At the Musee d’Orsay in Paris on Monday, employees have been hanging a priceless Renoir portray in preparation for the museum’s re-opening after six months with no guests due to the COVID-19 pandemic.
The portray was one in every of many artefacts on the museum that have been put in storage through the lockdown, to guard them from the results of mud and daylight, and which at the moment are going again on show prepared for the doorways to open on Wednesday.
The museum, on the banks of the Seine river, hummed with exercise on Monday as employees introduced artworks out of storage into the general public galleries, and lifted protecting covers off glass instances containing uncommon treasures.
“We opened the ticket office a few days ago and it seems that the public really want to come back. And so much the better, because we’ve missed them,” mentioned Laurence Des Cars, director of the museum.
“Our mission is to welcome the public and to offer them, in the best way possible, direct contact with the works of art after all these months of computers and screens,” she mentioned.
The portray by impressionist artist Pierre-Auguste Renoir, was an 1887 work depicting a woman holding a cat.

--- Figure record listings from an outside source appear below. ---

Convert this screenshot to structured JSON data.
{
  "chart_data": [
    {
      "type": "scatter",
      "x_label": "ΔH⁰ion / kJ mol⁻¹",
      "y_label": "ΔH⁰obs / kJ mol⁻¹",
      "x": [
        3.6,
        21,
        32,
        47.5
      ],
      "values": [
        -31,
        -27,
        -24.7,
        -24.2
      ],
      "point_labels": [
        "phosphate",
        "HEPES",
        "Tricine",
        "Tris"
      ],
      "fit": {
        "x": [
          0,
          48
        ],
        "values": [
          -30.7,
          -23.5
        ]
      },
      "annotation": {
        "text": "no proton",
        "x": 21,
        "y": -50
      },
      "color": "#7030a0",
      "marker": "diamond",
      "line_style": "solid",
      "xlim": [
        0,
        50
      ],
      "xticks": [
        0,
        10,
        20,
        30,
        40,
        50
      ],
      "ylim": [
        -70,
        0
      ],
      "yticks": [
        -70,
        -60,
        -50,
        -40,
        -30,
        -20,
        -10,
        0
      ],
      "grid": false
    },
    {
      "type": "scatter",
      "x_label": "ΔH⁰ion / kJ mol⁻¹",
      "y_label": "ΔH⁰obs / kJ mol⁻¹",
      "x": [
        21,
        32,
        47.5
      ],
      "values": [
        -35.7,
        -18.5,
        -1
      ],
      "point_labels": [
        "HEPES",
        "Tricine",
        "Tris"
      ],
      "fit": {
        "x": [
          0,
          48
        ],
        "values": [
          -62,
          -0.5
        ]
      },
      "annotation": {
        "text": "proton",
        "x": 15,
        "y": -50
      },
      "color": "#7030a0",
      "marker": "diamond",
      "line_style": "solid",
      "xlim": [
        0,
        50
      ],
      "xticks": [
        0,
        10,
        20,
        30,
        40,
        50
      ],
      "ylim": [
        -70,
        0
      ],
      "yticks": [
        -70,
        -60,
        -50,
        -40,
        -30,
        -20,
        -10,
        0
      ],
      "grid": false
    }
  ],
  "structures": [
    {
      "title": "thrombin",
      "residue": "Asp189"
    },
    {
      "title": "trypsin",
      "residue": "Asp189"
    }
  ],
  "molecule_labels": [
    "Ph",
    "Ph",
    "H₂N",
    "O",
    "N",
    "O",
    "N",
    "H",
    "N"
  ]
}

Wheeled from the storage space on a trolley, one employee held all sides to fastidiously carry it onto the wall.
The French authorities closed museums and different cultural venues on the finish of October to curb the unfold of COVID-19. It is now permitting them to re-open after virus charges began to fall. But restrictions stay in place.
In regular instances, the Musee d’Orsay can have round 15,000 guests a day, employees there mentioned, however for now, every day numbers shall be capped at 5,000 to make sure individuals can keep a secure distance aside.